そして、前を向いたままセトカがバレンシアに言った。
「私はもう戦えない。あなたが団長よ」
バレンシアも前を向いたまま言い返した。
「ふざけんな。てめえは私に勝ったんだ。譲られるつもりはねえ。最後まで指揮を取れ。私たちがお前の手足になる」
ライムが言った。
「セトカ! あなたがいたから、私たちはここまで来ることができた。あなたの力は、戦闘力だけじゃない」
「そうだ、胸を張れよ団長」
イヨが、セトカの鎧を叩いた。
「みんな……」
全員がうなづいた。
最後に、レンジが力強く告げた。
「行くぞ。最後の戦いだ」
「はい!」
ネーブルを旅立った時の、小芝居で担ぎ上げられた小心者の魔法使いはもういなかった。
舞い落ちる花も、キラキラと輝く砂金も、人々の驚きも、羨望のまなざしも、そこにはない。けれど、真紅のマントに身を包み、最後の戦いに旅立つその姿は、幾多のサーガに描かれる、英雄そのもののようであった。

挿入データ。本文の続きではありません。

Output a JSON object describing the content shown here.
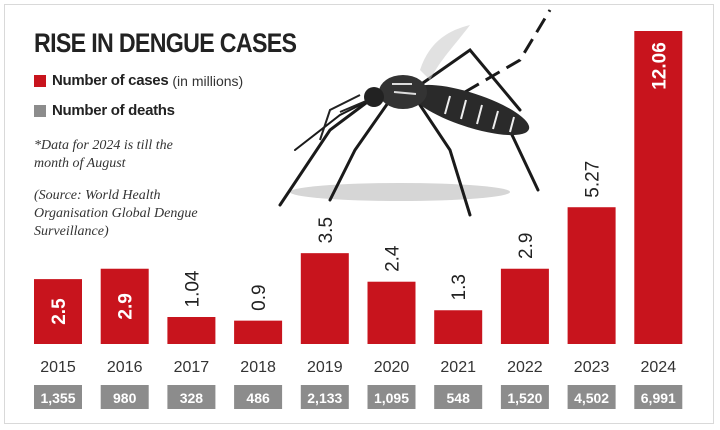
{
  "title": "RISE IN DENGUE CASES",
  "legend": {
    "cases_label": "Number of cases",
    "cases_unit": "(in millions)",
    "deaths_label": "Number of deaths"
  },
  "note": "*Data for 2024 is till the month of August",
  "source": "(Source: World Health Organisation Global Dengue Surveillance)",
  "colors": {
    "cases": "#c8141d",
    "deaths": "#8c8c8c",
    "label_on_bar": "#ffffff",
    "label_above_bar": "#222222"
  },
  "chart_data": {
    "type": "bar",
    "categories": [
      "2015",
      "2016",
      "2017",
      "2018",
      "2019",
      "2020",
      "2021",
      "2022",
      "2023",
      "2024"
    ],
    "series": [
      {
        "name": "Number of cases",
        "unit": "millions",
        "values": [
          2.5,
          2.9,
          1.04,
          0.9,
          3.5,
          2.4,
          1.3,
          2.9,
          5.27,
          12.06
        ],
        "labels": [
          "2.5",
          "2.9",
          "1.04",
          "0.9",
          "3.5",
          "2.4",
          "1.3",
          "2.9",
          "5.27",
          "12.06"
        ]
      },
      {
        "name": "Number of deaths",
        "values": [
          1355,
          980,
          328,
          486,
          2133,
          1095,
          548,
          1520,
          4502,
          6991
        ],
        "labels": [
          "1,355",
          "980",
          "328",
          "486",
          "2,133",
          "1,095",
          "548",
          "1,520",
          "4,502",
          "6,991"
        ]
      }
    ],
    "label_inside_bar": [
      true,
      true,
      false,
      false,
      false,
      false,
      false,
      false,
      false,
      true
    ],
    "ylim": [
      0,
      12.06
    ],
    "axes_visible": false,
    "grid": false,
    "legend_position": "top-left"
  }
}
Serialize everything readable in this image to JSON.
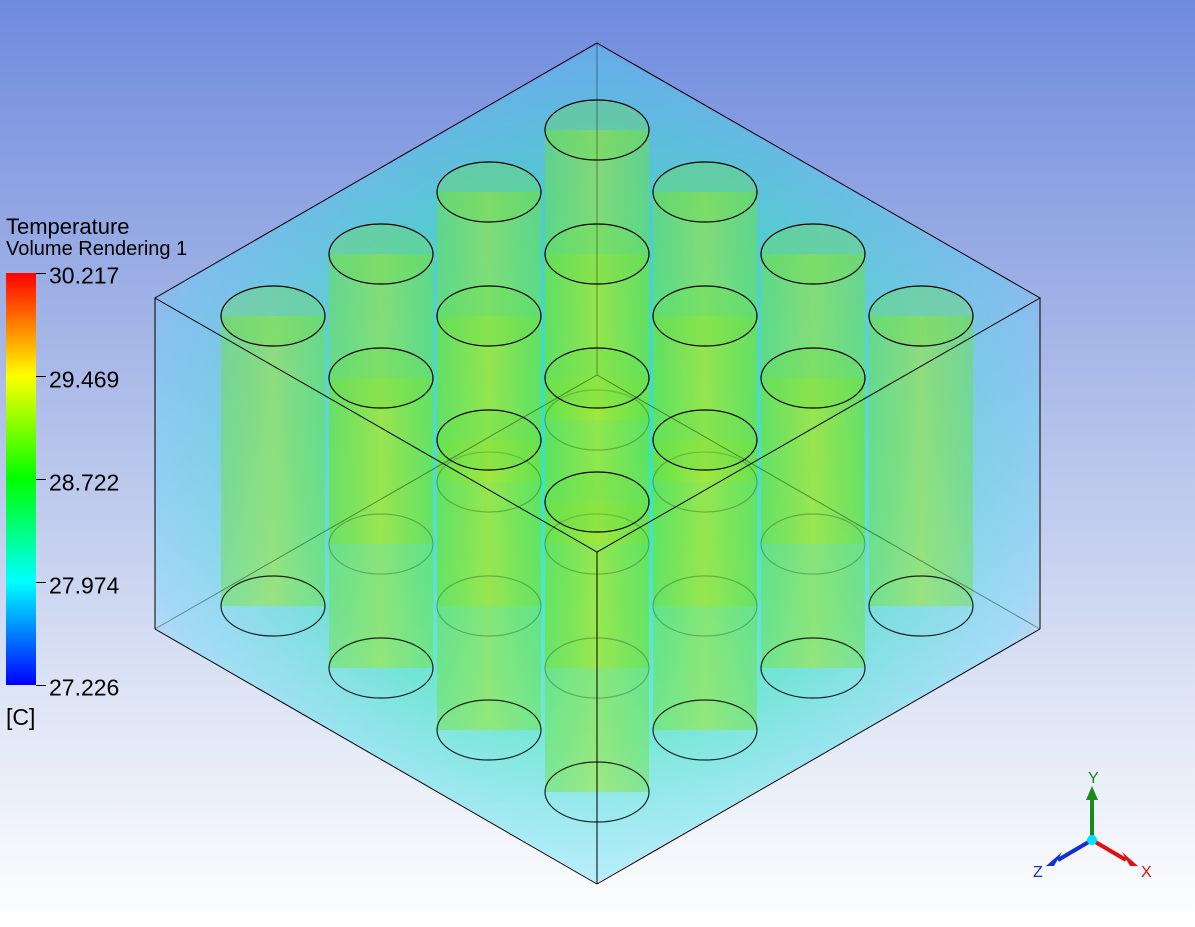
{
  "legend": {
    "title": "Temperature",
    "subtitle": "Volume Rendering 1",
    "unit": "[C]",
    "ticks": [
      "30.217",
      "29.469",
      "28.722",
      "27.974",
      "27.226"
    ],
    "range": [
      27.226,
      30.217
    ]
  },
  "triad": {
    "y_label": "Y",
    "x_label": "X",
    "z_label": "Z"
  },
  "colors": {
    "background_top": "#6f8bde",
    "background_bottom": "#ffffff",
    "triad_y": "#1a8a1a",
    "triad_x": "#e01010",
    "triad_z": "#1030d0",
    "triad_origin": "#00e0ff"
  },
  "scene": {
    "description_icons": [
      "volume-rendering",
      "cylinder-array",
      "bounding-box",
      "axis-triad"
    ]
  }
}
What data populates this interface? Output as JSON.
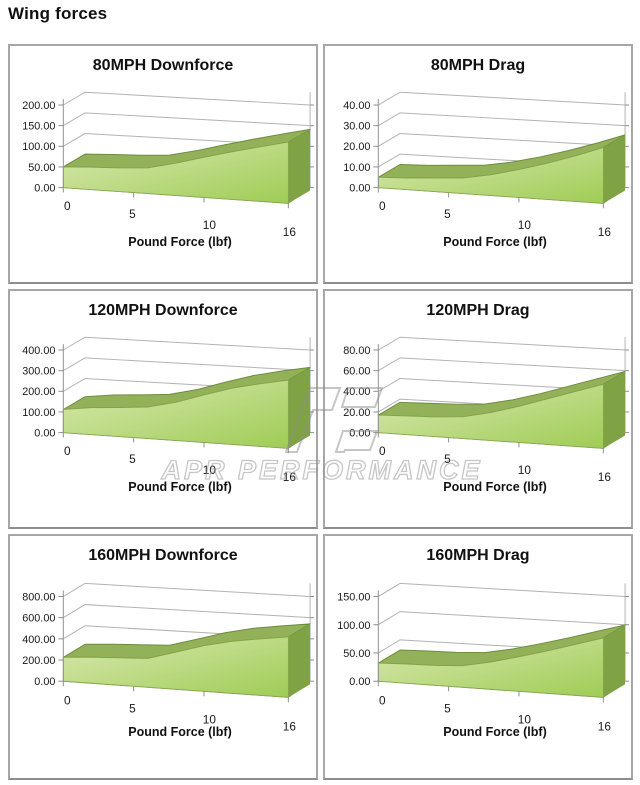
{
  "page": {
    "title": "Wing forces"
  },
  "watermark": {
    "text": "APR PERFORMANCE"
  },
  "style": {
    "grid": "#b2b2b2",
    "axis": "#8f8f8f",
    "area_light": "#d9e8b0",
    "area_dark": "#9fcc55",
    "ridge": "#93b158",
    "ridge_edge": "#6e8c3e",
    "side": "#7fa244",
    "front_edge": "#85a84b",
    "watermark_stroke": "#8f8f8f"
  },
  "chart_data": [
    {
      "type": "area",
      "title": "80MPH Downforce",
      "xlabel": "Pound Force (lbf)",
      "x": [
        0,
        2,
        4,
        6,
        8,
        10,
        12,
        14,
        16
      ],
      "values": [
        50,
        54,
        57,
        62,
        78,
        97,
        115,
        132,
        148
      ],
      "ylim": [
        0,
        200
      ],
      "y_ticks": [
        "0.00",
        "50.00",
        "100.00",
        "150.00",
        "200.00"
      ],
      "x_ticks": [
        "0",
        "5",
        "10",
        "16"
      ],
      "grid": true,
      "legend": "none",
      "projection": "3d-area"
    },
    {
      "type": "area",
      "title": "80MPH Drag",
      "xlabel": "Pound Force (lbf)",
      "x": [
        0,
        2,
        4,
        6,
        8,
        10,
        12,
        14,
        16
      ],
      "values": [
        5,
        5.5,
        6.5,
        7.5,
        10,
        13.5,
        17.5,
        22,
        27
      ],
      "ylim": [
        0,
        40
      ],
      "y_ticks": [
        "0.00",
        "10.00",
        "20.00",
        "30.00",
        "40.00"
      ],
      "x_ticks": [
        "0",
        "5",
        "10",
        "16"
      ],
      "grid": true,
      "legend": "none",
      "projection": "3d-area"
    },
    {
      "type": "area",
      "title": "120MPH Downforce",
      "xlabel": "Pound Force (lbf)",
      "x": [
        0,
        2,
        4,
        6,
        8,
        10,
        12,
        14,
        16
      ],
      "values": [
        112,
        130,
        140,
        152,
        185,
        230,
        272,
        303,
        330
      ],
      "ylim": [
        0,
        400
      ],
      "y_ticks": [
        "0.00",
        "100.00",
        "200.00",
        "300.00",
        "400.00"
      ],
      "x_ticks": [
        "0",
        "5",
        "10",
        "16"
      ],
      "grid": true,
      "legend": "none",
      "projection": "3d-area"
    },
    {
      "type": "area",
      "title": "120MPH Drag",
      "xlabel": "Pound Force (lbf)",
      "x": [
        0,
        2,
        4,
        6,
        8,
        10,
        12,
        14,
        16
      ],
      "values": [
        17,
        18,
        19,
        21,
        27,
        35,
        44,
        53,
        62
      ],
      "ylim": [
        0,
        80
      ],
      "y_ticks": [
        "0.00",
        "20.00",
        "40.00",
        "60.00",
        "80.00"
      ],
      "x_ticks": [
        "0",
        "5",
        "10",
        "16"
      ],
      "grid": true,
      "legend": "none",
      "projection": "3d-area"
    },
    {
      "type": "area",
      "title": "160MPH Downforce",
      "xlabel": "Pound Force (lbf)",
      "x": [
        0,
        2,
        4,
        6,
        8,
        10,
        12,
        14,
        16
      ],
      "values": [
        225,
        245,
        258,
        272,
        350,
        430,
        490,
        532,
        570
      ],
      "ylim": [
        0,
        800
      ],
      "y_ticks": [
        "0.00",
        "200.00",
        "400.00",
        "600.00",
        "800.00"
      ],
      "x_ticks": [
        "0",
        "5",
        "10",
        "16"
      ],
      "grid": true,
      "legend": "none",
      "projection": "3d-area"
    },
    {
      "type": "area",
      "title": "160MPH Drag",
      "xlabel": "Pound Force (lbf)",
      "x": [
        0,
        2,
        4,
        6,
        8,
        10,
        12,
        14,
        16
      ],
      "values": [
        32,
        34,
        35,
        38,
        48,
        61,
        75,
        90,
        105
      ],
      "ylim": [
        0,
        150
      ],
      "y_ticks": [
        "0.00",
        "50.00",
        "100.00",
        "150.00"
      ],
      "x_ticks": [
        "0",
        "5",
        "10",
        "16"
      ],
      "grid": true,
      "legend": "none",
      "projection": "3d-area"
    }
  ]
}
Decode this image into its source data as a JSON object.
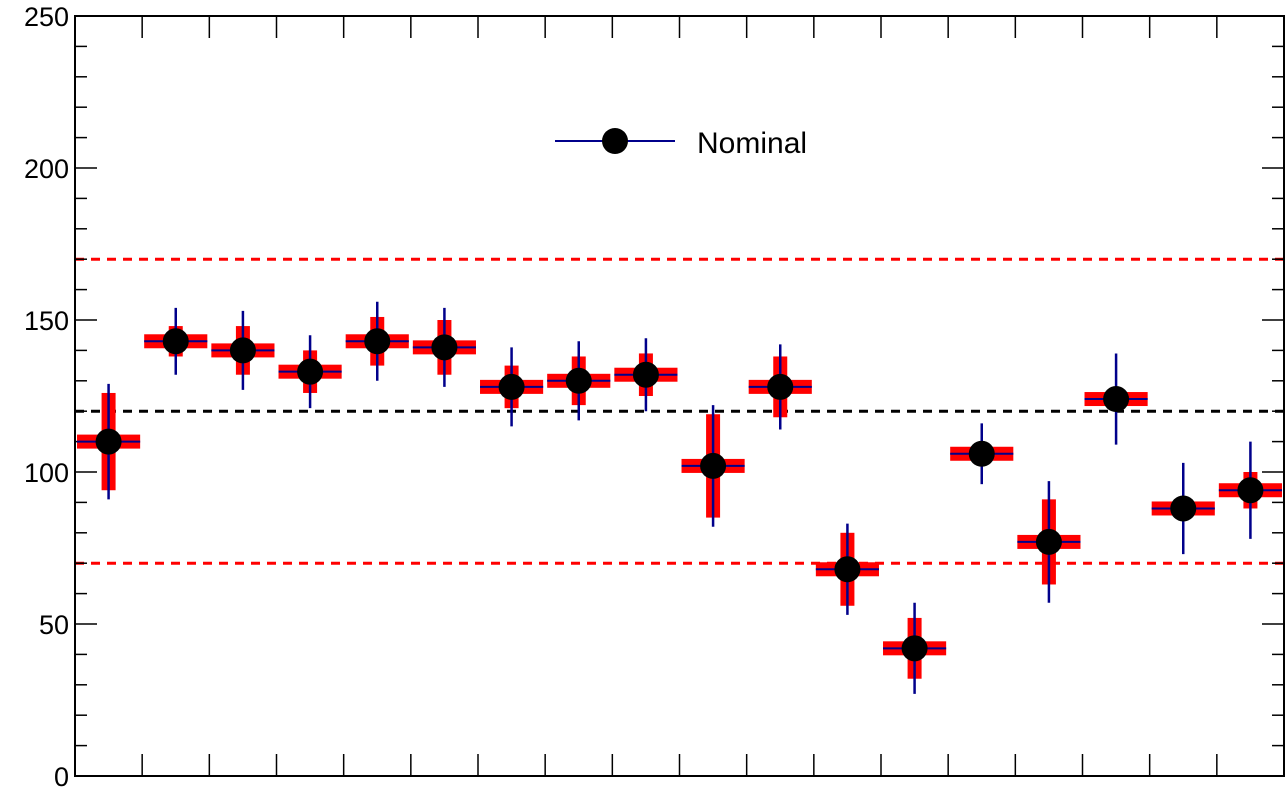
{
  "chart_data": {
    "type": "scatter",
    "ylim": [
      0,
      250
    ],
    "y_ticks": [
      "0",
      "50",
      "100",
      "150",
      "200",
      "250"
    ],
    "xlim": [
      0,
      18
    ],
    "legend": {
      "label": "Nominal",
      "placement": "top-center"
    },
    "reference_lines": [
      {
        "y": 170,
        "color": "#ff0000",
        "style": "dashed"
      },
      {
        "y": 120,
        "color": "#000000",
        "style": "dashed"
      },
      {
        "y": 70,
        "color": "#ff0000",
        "style": "dashed"
      }
    ],
    "series": [
      {
        "points": [
          {
            "x": 0.5,
            "y": 110,
            "sys_err": 16,
            "stat_err": 19
          },
          {
            "x": 1.5,
            "y": 143,
            "sys_err": 5,
            "stat_err": 11
          },
          {
            "x": 2.5,
            "y": 140,
            "sys_err": 8,
            "stat_err": 13
          },
          {
            "x": 3.5,
            "y": 133,
            "sys_err": 7,
            "stat_err": 12
          },
          {
            "x": 4.5,
            "y": 143,
            "sys_err": 8,
            "stat_err": 13
          },
          {
            "x": 5.5,
            "y": 141,
            "sys_err": 9,
            "stat_err": 13
          },
          {
            "x": 6.5,
            "y": 128,
            "sys_err": 7,
            "stat_err": 13
          },
          {
            "x": 7.5,
            "y": 130,
            "sys_err": 8,
            "stat_err": 13
          },
          {
            "x": 8.5,
            "y": 132,
            "sys_err": 7,
            "stat_err": 12
          },
          {
            "x": 9.5,
            "y": 102,
            "sys_err": 17,
            "stat_err": 20
          },
          {
            "x": 10.5,
            "y": 128,
            "sys_err": 10,
            "stat_err": 14
          },
          {
            "x": 11.5,
            "y": 68,
            "sys_err": 12,
            "stat_err": 15
          },
          {
            "x": 12.5,
            "y": 42,
            "sys_err": 10,
            "stat_err": 15
          },
          {
            "x": 13.5,
            "y": 106,
            "sys_err": 2,
            "stat_err": 10
          },
          {
            "x": 14.5,
            "y": 77,
            "sys_err": 14,
            "stat_err": 20
          },
          {
            "x": 15.5,
            "y": 124,
            "sys_err": 2,
            "stat_err": 15
          },
          {
            "x": 16.5,
            "y": 88,
            "sys_err": 2,
            "stat_err": 15
          },
          {
            "x": 17.5,
            "y": 94,
            "sys_err": 6,
            "stat_err": 16
          }
        ]
      }
    ],
    "colors": {
      "marker": "#000000",
      "stat_bar": "#00008b",
      "sys_band": "#ff0000",
      "axis": "#000000"
    }
  }
}
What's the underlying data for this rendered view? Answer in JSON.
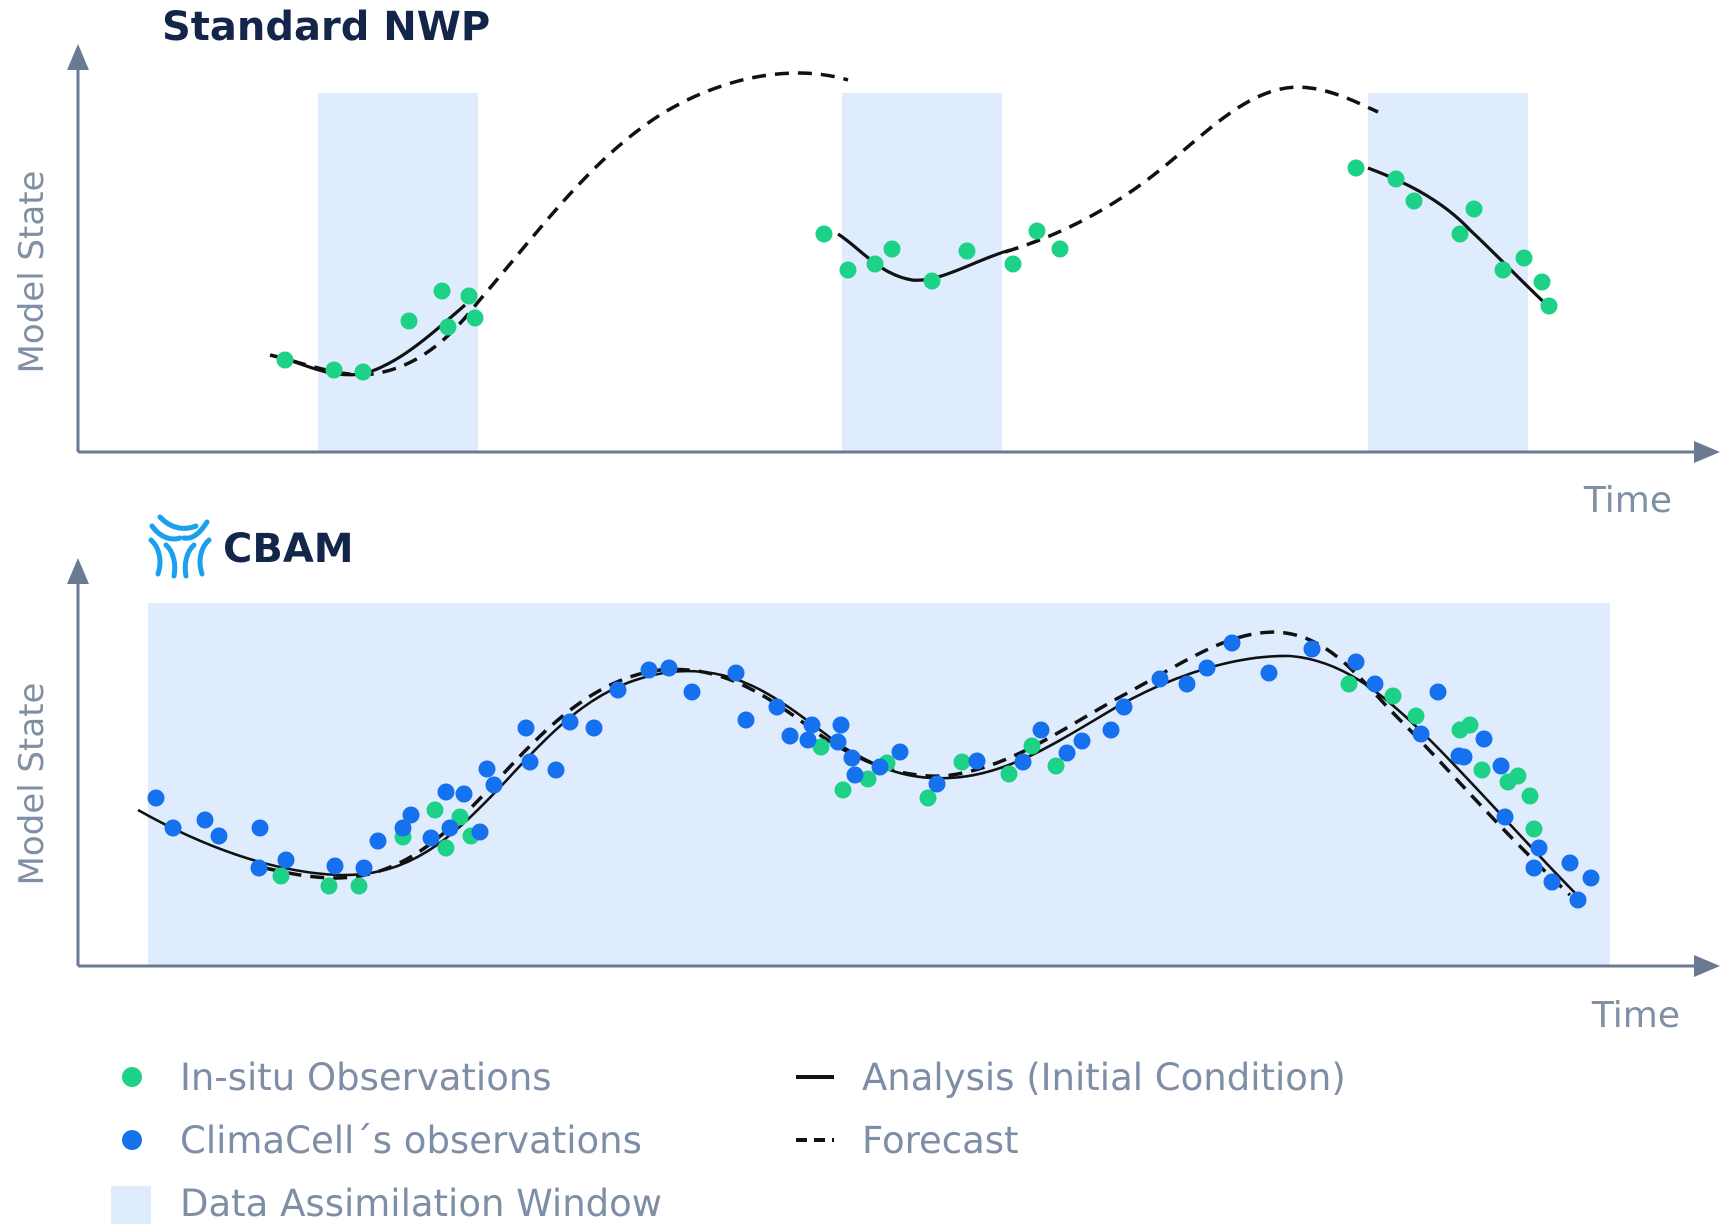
{
  "colors": {
    "in_situ": "#1dd286",
    "climacell": "#1671ee",
    "window": "#dfecfd",
    "axis": "#6a7a93",
    "line": "#111111",
    "title": "#13264a",
    "logo": "#1aa1ee"
  },
  "panels": {
    "standard": {
      "title": "Standard NWP",
      "ylabel": "Model State",
      "xlabel": "Time"
    },
    "cbam": {
      "title": "CBAM",
      "ylabel": "Model State",
      "xlabel": "Time",
      "logo_icon": "climacell-logo-icon"
    }
  },
  "legend": {
    "in_situ": "In-situ Observations",
    "climacell": "ClimaCell´s observations",
    "window": "Data Assimilation Window",
    "analysis": "Analysis (Initial Condition)",
    "forecast": "Forecast"
  }
}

王宮の客室が光に包まれ、中にいた8人の人間の姿がかき消えた時、その衝撃の余波で、扉が外側に弾けた。
外の廊下では、近くの部屋から一人の男が這い出して来るところだった。掃除人の服装をしている。だが、その服装は乱れていて、顔は汗と涙と鼻水でクシャクシャだった。
その掃除人に向かって、数人の男たちが駆けてきた。
「国王!」「国王! 大丈夫ですか」
口々にそう言っている。
「またそのような掃除人の格好などをされて! 酔狂が過ぎまするぞ」
「そうです! 下々の中に入り込むなどと、悪い癖でござまいます」
「あ、国王。どうなさったのですか、お召し物が……」
心配する男たちに向かって、掃除人の格好をした男がメソメソと泣きながら言った。
「さ、サキュバス? かわいいサキュバスが、ボクを!」
錯乱した男の叫びが、廊下に響いた。
「ボクのハートを!!」
王宮の夜は、そうして更けていった。